Confessions of a Jane Austen Addict – by Laurie Viera Rigler (2007)

- A young woman named Courtney is transported in her sleep out of her apartment in Los Angeles, and into the body of an English woman in the year 1813. As a ravenous fan of Austen's work in her own life, she quickly assimilates into the world around her. Her love for the romantic ideals of her new-found environment clashes with the reality of everyday life in 19th-century England, stock full of chamber pots and economically driven marriage.

Mr. Fitzwilliam Darcy: The Last Man in the World – by Abigail Reynolds (2009)

- In this variation of Austen's Pride and Prejudice, Elizabeth Bennet is forced to marry Mr. Darcy after they are discovered in a seemingly compromising position when he makes his first proposal to her, and without the chance to learn that her dislike of him was based on lies. She tries to make the best of her situation by behaving in ways she thinks will please Darcy. As his frustration grows over the change in her behaviour, Elizabeth gradually discovers that her new husband is not the ill-tempered man she believed him to be, and is the best husband in the world for her.

Pride and Prejudice and Zombies – by Seth Grahame-Smith (2009)

- A work in which a modern tale of zombie fiction is overlaid on the original story of Pride and Prejudice by Jane Austen.

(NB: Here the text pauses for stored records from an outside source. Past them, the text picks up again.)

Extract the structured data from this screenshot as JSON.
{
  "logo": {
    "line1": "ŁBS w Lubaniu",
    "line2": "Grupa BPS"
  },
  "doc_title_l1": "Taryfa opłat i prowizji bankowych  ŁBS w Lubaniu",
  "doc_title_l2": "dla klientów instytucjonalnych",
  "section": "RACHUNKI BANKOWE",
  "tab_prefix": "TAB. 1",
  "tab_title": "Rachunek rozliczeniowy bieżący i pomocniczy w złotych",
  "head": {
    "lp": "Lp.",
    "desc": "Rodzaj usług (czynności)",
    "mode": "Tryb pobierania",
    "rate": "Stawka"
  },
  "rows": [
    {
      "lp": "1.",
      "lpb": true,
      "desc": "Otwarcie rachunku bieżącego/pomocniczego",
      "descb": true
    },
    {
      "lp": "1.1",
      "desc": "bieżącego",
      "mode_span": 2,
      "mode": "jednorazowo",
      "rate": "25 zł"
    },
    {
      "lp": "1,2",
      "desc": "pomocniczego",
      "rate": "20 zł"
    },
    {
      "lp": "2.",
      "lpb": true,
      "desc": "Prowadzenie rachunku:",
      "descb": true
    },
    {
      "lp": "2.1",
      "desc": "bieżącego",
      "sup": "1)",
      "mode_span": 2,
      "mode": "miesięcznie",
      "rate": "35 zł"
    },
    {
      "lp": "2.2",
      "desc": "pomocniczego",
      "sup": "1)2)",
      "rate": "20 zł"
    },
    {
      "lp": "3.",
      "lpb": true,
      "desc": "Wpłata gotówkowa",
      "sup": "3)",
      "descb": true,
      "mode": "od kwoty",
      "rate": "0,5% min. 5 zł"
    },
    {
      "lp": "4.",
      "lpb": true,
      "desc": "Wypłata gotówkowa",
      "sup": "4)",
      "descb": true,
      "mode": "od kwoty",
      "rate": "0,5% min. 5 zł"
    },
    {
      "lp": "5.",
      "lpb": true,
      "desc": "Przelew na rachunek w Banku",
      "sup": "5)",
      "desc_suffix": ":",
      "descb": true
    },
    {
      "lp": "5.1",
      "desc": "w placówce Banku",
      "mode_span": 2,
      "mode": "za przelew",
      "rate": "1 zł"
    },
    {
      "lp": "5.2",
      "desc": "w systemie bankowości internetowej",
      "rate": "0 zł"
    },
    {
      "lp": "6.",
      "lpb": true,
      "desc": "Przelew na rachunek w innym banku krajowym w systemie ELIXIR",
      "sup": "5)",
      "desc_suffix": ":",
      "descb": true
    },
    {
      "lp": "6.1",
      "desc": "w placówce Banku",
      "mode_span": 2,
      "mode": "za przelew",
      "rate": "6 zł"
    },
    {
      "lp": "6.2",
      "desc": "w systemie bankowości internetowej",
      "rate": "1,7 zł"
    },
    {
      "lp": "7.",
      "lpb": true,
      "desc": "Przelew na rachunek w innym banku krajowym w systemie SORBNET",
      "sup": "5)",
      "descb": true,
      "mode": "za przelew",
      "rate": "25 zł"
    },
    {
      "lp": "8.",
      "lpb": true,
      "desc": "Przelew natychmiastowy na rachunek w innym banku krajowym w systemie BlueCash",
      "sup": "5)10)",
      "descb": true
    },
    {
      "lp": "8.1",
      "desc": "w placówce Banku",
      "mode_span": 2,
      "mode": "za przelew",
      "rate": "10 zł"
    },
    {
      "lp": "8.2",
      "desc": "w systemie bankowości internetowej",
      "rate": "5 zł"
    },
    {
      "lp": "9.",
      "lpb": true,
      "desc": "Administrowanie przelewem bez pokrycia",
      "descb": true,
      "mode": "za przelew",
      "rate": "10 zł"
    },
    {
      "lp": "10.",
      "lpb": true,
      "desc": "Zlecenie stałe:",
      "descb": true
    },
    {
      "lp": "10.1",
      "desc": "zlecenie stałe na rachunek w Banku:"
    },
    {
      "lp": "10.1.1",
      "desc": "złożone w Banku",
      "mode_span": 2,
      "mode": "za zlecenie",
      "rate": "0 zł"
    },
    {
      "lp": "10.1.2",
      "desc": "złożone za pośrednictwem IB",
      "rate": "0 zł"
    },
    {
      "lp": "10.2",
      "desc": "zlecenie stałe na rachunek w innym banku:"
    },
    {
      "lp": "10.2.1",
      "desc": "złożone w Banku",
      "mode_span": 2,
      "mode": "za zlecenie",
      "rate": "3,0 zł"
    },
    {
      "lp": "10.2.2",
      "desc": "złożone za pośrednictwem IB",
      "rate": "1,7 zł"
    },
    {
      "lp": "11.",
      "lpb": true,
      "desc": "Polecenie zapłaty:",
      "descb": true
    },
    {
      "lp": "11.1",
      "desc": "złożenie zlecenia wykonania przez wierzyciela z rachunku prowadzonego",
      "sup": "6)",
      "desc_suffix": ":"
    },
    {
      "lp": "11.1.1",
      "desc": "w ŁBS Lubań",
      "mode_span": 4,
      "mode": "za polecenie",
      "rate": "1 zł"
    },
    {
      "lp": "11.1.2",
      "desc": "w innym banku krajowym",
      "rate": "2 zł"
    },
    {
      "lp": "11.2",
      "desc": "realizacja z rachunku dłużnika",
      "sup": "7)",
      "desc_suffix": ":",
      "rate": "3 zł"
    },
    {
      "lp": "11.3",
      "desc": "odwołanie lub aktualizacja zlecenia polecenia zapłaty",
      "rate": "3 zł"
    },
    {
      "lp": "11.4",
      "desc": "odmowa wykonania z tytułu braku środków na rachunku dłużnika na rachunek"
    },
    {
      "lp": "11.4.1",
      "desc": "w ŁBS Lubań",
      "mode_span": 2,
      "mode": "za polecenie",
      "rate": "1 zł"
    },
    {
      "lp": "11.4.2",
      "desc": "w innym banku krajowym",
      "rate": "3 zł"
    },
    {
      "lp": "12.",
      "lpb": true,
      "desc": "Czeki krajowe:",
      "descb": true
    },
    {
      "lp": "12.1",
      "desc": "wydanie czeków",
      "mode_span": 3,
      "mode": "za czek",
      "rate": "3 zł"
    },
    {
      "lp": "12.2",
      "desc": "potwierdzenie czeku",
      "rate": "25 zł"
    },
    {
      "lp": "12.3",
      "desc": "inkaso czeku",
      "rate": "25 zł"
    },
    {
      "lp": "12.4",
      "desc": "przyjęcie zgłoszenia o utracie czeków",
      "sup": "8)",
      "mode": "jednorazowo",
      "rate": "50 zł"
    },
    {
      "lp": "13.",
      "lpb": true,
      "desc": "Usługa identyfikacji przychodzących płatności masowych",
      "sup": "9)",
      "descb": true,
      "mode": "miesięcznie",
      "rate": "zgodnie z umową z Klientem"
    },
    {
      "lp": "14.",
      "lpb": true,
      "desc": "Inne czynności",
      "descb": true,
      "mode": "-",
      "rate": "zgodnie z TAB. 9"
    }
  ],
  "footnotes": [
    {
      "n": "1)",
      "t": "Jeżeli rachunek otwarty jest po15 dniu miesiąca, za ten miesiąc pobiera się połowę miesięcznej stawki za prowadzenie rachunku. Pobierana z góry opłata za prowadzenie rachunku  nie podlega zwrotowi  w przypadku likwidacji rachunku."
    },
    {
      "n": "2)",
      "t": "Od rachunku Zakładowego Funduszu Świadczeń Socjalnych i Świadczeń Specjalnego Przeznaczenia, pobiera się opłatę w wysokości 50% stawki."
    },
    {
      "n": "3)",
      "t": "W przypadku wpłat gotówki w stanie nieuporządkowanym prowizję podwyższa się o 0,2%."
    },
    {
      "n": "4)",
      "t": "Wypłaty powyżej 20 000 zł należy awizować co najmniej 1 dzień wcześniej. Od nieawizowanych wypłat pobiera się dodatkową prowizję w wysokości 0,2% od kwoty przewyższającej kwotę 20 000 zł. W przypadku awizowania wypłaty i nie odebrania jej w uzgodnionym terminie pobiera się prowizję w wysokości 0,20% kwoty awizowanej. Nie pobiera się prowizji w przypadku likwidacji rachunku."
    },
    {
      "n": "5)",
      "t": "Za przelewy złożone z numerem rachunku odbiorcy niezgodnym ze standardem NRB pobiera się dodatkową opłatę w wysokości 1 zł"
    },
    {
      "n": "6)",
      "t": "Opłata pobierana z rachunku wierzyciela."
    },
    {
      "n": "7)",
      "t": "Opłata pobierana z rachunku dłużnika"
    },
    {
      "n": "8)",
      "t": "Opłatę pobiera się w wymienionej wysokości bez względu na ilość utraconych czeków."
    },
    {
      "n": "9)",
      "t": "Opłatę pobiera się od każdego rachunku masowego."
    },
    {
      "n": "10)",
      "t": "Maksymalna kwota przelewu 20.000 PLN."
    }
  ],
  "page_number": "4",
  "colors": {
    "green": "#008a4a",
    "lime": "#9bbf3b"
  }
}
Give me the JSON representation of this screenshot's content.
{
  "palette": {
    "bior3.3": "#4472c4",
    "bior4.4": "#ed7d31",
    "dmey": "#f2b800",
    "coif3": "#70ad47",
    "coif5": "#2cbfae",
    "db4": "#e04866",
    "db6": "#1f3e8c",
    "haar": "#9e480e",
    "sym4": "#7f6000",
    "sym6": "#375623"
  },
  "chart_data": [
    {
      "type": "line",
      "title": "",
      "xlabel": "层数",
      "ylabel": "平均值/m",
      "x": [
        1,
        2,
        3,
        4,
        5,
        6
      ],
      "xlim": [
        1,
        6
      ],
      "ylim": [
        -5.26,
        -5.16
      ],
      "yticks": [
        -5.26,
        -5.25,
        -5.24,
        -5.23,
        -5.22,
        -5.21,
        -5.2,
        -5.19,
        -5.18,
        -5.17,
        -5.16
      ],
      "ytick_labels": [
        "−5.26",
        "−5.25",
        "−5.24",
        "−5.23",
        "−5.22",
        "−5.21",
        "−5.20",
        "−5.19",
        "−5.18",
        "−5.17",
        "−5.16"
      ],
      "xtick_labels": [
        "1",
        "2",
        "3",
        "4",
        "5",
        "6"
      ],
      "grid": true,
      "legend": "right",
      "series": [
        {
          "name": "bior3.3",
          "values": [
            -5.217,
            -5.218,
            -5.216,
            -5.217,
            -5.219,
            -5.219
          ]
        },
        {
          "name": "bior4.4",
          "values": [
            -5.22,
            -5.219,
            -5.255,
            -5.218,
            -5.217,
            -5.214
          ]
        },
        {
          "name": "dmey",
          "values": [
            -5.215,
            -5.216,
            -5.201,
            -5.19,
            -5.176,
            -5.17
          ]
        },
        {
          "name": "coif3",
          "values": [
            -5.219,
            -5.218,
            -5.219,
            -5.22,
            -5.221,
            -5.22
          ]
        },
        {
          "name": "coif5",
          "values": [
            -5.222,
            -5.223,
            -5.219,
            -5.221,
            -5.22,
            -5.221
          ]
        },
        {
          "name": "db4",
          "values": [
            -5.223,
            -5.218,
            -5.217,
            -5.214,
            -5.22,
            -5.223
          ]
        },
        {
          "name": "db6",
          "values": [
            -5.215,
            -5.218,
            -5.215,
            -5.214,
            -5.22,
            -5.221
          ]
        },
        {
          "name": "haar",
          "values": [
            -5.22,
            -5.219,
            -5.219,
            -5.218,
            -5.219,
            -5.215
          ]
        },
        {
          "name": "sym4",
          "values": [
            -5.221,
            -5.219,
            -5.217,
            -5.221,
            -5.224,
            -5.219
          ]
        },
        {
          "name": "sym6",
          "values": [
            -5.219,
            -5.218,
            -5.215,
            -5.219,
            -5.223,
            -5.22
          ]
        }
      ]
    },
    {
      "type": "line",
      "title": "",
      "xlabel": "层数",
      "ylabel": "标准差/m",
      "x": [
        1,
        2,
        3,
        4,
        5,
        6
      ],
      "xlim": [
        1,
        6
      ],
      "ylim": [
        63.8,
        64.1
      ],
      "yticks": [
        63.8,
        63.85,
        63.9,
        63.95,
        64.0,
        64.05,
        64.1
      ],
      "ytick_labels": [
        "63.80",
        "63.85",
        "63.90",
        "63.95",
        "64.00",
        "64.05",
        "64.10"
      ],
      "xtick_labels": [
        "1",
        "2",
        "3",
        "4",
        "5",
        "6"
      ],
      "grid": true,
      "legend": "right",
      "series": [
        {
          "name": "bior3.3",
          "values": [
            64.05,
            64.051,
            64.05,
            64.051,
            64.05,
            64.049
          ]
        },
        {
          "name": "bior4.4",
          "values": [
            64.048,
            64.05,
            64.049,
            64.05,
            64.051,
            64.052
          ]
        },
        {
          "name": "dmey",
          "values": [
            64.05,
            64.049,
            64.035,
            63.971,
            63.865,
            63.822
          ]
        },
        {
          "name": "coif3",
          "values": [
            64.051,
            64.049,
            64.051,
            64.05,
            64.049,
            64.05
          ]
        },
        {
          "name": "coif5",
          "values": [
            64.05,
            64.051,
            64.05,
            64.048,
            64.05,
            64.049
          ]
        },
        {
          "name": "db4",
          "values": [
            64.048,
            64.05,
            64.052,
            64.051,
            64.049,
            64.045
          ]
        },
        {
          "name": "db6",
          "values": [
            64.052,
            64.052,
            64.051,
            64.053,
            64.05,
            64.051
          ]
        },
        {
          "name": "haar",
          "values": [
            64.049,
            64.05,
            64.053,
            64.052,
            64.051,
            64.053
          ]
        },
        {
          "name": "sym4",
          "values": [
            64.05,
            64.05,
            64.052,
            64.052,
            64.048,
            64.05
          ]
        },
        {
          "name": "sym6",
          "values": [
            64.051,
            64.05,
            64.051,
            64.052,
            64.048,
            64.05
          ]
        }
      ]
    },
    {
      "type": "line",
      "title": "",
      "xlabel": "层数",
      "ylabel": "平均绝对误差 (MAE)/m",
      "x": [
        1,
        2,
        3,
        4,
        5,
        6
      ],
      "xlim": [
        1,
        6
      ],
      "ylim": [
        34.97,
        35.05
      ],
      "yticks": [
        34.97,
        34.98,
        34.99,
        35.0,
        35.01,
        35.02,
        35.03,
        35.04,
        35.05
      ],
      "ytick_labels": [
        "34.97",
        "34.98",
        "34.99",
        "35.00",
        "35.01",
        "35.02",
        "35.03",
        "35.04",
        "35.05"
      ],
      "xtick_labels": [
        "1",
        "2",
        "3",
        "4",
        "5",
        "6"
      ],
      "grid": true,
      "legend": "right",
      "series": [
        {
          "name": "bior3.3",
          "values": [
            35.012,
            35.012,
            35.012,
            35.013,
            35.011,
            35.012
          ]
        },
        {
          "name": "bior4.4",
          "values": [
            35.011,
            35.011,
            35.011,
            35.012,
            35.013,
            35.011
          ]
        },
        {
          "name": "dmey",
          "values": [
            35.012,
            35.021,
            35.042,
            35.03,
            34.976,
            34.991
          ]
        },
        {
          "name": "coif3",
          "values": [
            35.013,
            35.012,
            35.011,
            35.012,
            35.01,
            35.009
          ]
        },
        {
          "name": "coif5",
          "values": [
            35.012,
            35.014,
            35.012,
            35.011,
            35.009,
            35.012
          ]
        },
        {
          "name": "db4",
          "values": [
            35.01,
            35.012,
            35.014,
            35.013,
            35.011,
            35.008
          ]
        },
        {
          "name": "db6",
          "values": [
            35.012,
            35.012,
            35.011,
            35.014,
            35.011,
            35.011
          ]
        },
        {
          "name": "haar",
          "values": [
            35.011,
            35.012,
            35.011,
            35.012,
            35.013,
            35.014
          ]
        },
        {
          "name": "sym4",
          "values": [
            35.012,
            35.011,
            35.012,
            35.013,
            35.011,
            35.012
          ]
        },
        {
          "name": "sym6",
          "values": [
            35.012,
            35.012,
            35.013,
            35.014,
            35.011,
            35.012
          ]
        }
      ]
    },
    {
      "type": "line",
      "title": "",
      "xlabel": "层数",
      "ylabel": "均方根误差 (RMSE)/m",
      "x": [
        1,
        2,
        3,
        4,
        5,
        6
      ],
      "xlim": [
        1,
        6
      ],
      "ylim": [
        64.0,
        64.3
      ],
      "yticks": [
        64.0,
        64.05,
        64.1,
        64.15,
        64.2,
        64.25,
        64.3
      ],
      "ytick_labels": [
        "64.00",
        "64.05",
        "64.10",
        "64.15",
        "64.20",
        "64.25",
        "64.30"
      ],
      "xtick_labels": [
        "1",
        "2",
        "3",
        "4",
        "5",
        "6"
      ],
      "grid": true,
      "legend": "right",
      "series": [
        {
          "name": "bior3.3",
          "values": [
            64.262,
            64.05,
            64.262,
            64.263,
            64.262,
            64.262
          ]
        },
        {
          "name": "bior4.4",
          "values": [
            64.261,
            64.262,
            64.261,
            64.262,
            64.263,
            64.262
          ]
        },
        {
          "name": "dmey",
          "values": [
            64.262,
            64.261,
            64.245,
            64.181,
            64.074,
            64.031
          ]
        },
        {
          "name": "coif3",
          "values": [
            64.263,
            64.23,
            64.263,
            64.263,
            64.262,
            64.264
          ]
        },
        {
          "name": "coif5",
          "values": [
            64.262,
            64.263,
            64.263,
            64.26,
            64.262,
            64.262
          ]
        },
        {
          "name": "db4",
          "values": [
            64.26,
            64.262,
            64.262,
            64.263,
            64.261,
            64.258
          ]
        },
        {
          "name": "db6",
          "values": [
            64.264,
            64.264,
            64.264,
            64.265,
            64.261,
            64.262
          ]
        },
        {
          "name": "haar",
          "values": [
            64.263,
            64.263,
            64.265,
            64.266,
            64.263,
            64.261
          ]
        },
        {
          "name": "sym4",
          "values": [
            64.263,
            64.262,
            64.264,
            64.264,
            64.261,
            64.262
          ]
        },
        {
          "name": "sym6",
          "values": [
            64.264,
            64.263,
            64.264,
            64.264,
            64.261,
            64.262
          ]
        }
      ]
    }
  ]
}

In this alternate universe, zombies have come to inhabit the landscape of Austen's original novel, and provide new wrinkles and twists to the plot, as well as a great deal of comedic relief such as portraying Elizabeth Bennet and her four sisters as masters of martial arts. The novel was well received by readers, and was third on the New York Times Best Seller list. In 2016, a film based on Pride and Prejudice and Zombies was released starring Lily James as Elizabeth and Sam Riley as Mr. Darcy.

Sense and Sensibility and Sea Monsters – by Ben H. Winters (2009)

- In a similar vein as Pride and Prejudice and Zombies, Sense and Sensibility and Sea Monsters lays numerous allusions and motifs commonly associated with tales of sea monsters on top of Jane Austen's original tale, Sense and Sensibility. The sea monster elements are woven into the story as an alternate means of driving plot events such as the deaths of certain characters.

Death Comes to Pemberley – by P D James (2011)

- A sequel to Pride and Prejudice, this continues the story of Darcy and Elizabeth and some of the other characters from the original novel six years later, within the framework of a mystery story based on a murder at Pemberley.

Longbourn -- by Jo Baker (2014)
- As a New York Times best selling novel, Longbourn follows the story of an orphaned girl named Sarah who is one of the housemaids to the Bennett family from Jane Austen's Pride and Prejudice.
The Other Bennet Sister – by Janice Hadlow (2020)

- The novel begins retells events from Pride and Prejudice from Mary Bennet’s perspective. Unlike her sisters, Mary is socially awkward, bookish and overshadowed by her sisters. The novel was adapted into a television series of the same name which premiered in March 2026.